Admittedly I'm not a lawyer and my understanding of some of the legal and ethical dynamics are amateur at best, but what was very interesting to me was the breadth of the replies from both the on and off-line responses to my request for opinion on the matter.
I was contacted by white, gray and blackhats regarding this meme and the results were divergent across legal, political and ideological lines.
KJH (Kelly Jackson Higgins -- hey, Kel!) from Dark Reading recently posted an interesting collateral piece titled "Laws Threaten Security Researchers" in which she outlines the results of a CSI working group chartered to investigate and explore the implications that existing and pending legislation would have on vulnerability research and those who conduct it. Folks like Jeremiah Grossman (who comments on this very story, here) and Billy Hoffman participate on this panel.
What is interesting is the contrast in commentary between how folks responded to my post versus these comments based upon the CSI working group's findings:
In the report, some Web researchers say that even if they find a bug accidentally on a site, they are hesitant to disclose it to the Website's owner for fear of prosecution. "This opinion grew stronger the more they learned during dialogue with working group members from the Department of Justice," the report says.
I believe we've all seen the results of some overly-litigious responses on behalf of companies against whom disclosures related to their products or services have been released -- for good or bad.
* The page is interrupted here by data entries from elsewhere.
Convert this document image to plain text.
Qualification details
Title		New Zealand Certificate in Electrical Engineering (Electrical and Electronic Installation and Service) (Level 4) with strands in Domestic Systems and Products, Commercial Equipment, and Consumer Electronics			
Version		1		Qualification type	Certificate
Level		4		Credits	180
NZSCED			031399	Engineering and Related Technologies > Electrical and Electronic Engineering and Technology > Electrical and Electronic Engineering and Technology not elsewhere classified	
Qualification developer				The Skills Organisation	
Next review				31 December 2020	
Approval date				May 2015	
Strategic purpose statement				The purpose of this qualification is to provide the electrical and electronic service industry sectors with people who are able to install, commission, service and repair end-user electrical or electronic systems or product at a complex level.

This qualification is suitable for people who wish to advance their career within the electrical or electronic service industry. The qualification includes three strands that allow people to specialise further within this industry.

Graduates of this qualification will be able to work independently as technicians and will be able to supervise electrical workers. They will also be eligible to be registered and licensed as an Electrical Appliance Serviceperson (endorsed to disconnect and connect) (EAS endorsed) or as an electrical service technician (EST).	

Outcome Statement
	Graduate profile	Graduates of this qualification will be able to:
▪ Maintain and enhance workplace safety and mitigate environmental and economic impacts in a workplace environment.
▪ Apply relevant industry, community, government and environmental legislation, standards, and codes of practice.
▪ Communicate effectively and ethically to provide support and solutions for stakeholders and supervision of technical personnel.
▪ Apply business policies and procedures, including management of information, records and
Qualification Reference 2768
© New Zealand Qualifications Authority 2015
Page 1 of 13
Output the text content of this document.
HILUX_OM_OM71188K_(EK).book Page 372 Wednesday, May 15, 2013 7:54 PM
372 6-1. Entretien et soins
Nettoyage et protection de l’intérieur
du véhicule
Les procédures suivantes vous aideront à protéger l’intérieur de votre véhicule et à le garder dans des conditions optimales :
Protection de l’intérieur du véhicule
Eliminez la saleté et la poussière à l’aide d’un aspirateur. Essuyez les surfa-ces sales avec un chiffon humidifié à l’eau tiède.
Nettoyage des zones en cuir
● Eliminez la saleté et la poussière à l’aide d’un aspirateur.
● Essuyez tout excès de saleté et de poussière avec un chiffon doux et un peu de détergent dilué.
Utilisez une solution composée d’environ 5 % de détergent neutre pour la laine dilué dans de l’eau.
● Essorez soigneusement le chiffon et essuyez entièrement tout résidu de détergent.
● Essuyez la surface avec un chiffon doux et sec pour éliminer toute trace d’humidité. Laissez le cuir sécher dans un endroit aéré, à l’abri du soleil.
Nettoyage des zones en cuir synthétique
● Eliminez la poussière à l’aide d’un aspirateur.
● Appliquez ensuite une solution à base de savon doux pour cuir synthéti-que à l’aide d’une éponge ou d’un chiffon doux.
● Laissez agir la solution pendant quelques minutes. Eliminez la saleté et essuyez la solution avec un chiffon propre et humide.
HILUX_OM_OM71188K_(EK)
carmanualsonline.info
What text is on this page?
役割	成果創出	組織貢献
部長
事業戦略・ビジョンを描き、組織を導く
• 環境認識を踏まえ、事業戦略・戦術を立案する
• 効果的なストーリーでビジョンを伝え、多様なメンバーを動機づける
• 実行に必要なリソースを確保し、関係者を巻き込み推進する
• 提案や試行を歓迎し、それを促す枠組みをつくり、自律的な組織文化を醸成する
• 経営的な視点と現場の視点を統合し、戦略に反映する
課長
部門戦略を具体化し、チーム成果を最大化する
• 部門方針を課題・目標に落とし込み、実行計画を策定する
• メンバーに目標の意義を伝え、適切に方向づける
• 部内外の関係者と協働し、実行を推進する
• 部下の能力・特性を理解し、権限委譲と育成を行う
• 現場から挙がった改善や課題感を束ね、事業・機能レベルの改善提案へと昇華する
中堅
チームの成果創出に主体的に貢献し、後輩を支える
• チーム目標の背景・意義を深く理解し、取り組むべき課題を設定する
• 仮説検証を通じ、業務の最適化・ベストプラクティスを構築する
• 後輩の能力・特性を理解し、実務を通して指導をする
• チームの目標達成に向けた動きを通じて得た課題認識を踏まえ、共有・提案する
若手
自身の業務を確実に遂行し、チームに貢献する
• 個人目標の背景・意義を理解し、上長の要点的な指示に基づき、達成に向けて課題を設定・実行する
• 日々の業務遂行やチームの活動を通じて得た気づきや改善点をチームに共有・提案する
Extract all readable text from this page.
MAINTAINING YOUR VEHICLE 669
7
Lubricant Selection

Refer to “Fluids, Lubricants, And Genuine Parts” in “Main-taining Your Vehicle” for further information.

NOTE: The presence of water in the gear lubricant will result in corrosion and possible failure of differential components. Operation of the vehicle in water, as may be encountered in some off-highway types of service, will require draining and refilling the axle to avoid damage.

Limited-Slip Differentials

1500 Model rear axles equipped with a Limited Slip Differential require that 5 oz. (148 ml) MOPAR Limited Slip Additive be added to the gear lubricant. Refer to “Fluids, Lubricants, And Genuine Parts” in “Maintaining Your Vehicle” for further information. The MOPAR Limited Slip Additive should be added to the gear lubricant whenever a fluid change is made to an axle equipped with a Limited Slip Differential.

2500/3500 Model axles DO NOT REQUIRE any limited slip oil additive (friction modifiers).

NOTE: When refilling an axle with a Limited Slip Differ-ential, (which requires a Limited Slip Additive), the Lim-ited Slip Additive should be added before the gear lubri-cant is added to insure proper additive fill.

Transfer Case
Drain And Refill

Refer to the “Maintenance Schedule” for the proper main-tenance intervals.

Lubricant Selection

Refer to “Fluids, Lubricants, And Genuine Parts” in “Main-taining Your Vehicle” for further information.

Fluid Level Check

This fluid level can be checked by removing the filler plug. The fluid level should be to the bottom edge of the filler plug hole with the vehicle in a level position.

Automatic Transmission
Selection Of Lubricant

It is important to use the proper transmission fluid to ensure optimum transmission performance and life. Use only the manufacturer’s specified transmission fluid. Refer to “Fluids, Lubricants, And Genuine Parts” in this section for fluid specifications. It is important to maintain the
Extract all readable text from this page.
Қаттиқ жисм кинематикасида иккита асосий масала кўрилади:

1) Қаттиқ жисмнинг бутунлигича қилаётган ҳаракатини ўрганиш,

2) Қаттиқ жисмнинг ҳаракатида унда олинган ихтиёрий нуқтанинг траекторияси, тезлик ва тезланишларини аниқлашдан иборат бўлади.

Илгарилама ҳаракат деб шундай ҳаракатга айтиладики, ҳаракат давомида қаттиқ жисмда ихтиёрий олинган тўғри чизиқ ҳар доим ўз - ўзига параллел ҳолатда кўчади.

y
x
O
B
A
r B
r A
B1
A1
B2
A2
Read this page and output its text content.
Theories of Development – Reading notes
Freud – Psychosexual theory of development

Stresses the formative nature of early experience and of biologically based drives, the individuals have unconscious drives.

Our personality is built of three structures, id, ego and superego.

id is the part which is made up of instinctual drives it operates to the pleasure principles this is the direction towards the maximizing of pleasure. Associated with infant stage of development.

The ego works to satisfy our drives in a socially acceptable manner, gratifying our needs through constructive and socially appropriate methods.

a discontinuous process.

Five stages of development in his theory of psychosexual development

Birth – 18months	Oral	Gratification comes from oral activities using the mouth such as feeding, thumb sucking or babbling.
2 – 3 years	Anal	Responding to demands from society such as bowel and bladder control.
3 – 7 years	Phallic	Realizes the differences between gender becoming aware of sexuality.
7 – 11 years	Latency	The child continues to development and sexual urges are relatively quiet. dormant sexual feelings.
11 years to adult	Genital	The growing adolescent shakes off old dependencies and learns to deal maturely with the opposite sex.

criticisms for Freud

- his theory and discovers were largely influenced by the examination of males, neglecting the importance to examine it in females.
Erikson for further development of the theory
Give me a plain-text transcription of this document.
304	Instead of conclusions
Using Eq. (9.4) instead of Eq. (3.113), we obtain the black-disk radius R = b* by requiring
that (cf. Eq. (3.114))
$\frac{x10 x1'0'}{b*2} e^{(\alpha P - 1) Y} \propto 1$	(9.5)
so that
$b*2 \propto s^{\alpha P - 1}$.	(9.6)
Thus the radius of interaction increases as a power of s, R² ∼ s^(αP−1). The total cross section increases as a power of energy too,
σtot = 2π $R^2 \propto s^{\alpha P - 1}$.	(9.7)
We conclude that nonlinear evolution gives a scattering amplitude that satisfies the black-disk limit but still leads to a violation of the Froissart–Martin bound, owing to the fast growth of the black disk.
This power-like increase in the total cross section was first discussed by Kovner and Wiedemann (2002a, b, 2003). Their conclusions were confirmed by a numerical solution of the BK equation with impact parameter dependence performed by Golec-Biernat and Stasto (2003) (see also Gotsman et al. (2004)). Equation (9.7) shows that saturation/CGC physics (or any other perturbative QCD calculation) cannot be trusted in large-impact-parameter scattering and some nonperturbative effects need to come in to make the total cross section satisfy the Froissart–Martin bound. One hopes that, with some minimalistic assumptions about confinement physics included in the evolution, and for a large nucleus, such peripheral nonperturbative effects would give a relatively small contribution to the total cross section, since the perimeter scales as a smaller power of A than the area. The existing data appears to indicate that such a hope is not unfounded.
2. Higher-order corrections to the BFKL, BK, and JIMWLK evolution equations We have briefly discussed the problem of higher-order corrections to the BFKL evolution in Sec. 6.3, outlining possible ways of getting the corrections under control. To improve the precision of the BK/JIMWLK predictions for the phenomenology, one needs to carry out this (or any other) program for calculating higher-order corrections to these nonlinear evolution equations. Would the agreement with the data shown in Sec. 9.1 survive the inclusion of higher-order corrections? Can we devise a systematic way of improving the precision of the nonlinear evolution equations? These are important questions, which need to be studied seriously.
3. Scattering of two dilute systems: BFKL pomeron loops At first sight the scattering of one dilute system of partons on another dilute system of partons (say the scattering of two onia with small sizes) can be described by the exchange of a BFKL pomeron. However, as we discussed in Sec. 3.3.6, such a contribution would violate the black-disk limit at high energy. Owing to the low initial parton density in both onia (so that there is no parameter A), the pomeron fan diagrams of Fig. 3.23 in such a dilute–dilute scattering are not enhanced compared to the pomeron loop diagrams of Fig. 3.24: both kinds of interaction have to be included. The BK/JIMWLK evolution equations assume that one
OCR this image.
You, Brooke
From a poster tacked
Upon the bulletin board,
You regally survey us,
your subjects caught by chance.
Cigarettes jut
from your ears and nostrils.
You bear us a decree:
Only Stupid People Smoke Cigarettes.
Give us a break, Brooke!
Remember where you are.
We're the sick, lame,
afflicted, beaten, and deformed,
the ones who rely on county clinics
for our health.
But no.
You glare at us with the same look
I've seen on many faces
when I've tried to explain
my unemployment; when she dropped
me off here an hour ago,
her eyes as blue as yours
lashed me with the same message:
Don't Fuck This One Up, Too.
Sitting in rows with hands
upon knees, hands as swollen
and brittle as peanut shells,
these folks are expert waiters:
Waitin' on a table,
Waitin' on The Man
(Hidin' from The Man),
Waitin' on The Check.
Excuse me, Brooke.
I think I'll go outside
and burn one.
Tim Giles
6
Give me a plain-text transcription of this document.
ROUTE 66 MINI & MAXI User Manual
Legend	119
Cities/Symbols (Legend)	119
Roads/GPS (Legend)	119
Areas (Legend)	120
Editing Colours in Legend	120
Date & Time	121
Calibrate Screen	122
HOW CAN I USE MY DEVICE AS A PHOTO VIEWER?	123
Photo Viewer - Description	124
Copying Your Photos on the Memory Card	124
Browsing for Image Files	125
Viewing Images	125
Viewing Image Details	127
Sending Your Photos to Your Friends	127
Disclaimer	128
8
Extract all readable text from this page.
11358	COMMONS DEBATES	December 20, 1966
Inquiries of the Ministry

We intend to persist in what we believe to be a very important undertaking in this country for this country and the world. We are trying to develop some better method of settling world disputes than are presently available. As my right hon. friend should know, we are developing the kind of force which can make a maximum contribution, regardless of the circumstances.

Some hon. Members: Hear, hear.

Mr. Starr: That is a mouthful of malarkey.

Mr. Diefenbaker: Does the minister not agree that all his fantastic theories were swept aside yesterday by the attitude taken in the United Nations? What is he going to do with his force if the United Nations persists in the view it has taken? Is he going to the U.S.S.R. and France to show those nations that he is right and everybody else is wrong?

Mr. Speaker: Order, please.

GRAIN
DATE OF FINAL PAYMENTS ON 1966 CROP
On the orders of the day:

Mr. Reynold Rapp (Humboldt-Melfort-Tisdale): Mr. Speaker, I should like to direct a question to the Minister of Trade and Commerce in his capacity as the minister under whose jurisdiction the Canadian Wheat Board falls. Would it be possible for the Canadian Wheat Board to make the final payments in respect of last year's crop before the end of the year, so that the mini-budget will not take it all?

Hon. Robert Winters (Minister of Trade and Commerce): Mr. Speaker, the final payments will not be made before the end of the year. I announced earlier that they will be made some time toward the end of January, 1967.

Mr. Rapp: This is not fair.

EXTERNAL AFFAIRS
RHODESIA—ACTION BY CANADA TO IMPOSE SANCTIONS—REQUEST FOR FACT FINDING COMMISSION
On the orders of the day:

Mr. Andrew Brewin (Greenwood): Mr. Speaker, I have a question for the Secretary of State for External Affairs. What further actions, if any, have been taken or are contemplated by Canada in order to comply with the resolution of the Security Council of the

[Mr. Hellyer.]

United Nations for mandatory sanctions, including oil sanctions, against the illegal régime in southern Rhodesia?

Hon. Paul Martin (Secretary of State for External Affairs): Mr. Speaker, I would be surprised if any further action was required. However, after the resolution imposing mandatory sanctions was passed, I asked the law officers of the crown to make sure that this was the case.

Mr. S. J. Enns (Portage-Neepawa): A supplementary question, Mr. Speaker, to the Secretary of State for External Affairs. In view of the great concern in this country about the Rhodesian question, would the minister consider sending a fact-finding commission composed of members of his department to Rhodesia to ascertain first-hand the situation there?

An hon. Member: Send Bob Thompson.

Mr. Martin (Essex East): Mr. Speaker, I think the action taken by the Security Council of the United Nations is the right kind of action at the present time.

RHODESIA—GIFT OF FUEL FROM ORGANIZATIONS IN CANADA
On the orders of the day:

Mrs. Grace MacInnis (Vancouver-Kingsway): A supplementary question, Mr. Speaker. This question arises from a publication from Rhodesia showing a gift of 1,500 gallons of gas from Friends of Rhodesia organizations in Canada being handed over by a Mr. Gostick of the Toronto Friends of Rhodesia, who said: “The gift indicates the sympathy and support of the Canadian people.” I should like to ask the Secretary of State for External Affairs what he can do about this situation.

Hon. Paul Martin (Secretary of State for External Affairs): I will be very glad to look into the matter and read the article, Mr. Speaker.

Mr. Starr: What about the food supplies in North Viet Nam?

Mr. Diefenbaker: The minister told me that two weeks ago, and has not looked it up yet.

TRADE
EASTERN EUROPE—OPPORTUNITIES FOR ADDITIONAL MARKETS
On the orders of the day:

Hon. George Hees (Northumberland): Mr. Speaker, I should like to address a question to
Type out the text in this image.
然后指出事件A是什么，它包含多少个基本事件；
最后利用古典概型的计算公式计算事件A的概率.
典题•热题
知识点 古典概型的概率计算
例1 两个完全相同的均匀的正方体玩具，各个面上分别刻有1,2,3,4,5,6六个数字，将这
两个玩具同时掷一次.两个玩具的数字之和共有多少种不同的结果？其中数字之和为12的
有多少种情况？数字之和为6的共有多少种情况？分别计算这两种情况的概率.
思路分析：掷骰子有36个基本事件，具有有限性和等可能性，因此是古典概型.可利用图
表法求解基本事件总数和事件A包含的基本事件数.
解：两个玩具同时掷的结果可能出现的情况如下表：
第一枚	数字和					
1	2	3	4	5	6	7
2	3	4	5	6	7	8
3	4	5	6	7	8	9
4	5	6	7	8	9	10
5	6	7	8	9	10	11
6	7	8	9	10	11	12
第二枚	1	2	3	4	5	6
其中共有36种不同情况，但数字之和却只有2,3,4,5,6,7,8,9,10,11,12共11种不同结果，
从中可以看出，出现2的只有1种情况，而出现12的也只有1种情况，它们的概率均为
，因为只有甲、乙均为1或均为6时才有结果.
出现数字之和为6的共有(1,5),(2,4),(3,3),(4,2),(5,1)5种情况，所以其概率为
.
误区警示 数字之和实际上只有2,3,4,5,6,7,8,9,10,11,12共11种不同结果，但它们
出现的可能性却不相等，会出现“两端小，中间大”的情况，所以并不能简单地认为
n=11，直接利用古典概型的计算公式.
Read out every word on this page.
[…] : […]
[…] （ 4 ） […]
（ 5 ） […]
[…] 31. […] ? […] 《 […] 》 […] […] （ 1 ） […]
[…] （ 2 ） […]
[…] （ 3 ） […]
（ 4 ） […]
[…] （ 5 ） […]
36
Ask someone like Dave Maynor if the pain is ultimately worth it. Depending upon your disposition, your mileage may vary.
That revelation is unnerving to Jeremiah Grossman, CTO and founder of WhiteHat Security and a member of the working group. "That means only people that are on the side of the consumer are being silenced for fear of prosecution," and not the bad guys.
"[Web] researchers are terrified about what they can and can't do, and whether they'll face jail or fines," says Sara Peters, CSI editor and author of the report. "Having the perspective of legal people and law enforcement has been incredibly valuable. [And] this is more complicated than we thought."
This sort of response didn't come across that way at all from folks who both privately or publicly responded to my blog; most responses were just the opposite, stated with somewhat of a sense of entitlement and immunity. I expect to query those same folks again on the topic.
Check this out:
The report discusses several methods of Web research, such as gathering information off-site about a Website or via social engineering; testing for cross-site scripting by sending HTML mail from the site to the researcher's own Webmail account; purposely causing errors on the site; and conducting port scans and vulnerability scans.
Interestingly, DOJ representatives say that using just one of these methods might not be enough for a solid case against a [good or bad] hacker. It would take several of these activities, as well as evidence that the researcher tried to "cover his tracks," they say. And other factors -- such as whether the researcher discloses a vulnerability, writes an exploit, or tries to sell the bug -- may factor in as well, according to the report.
Full disclosure and to whom you disclose it and when could mean the difference between time in the spotlight or time in the pokey!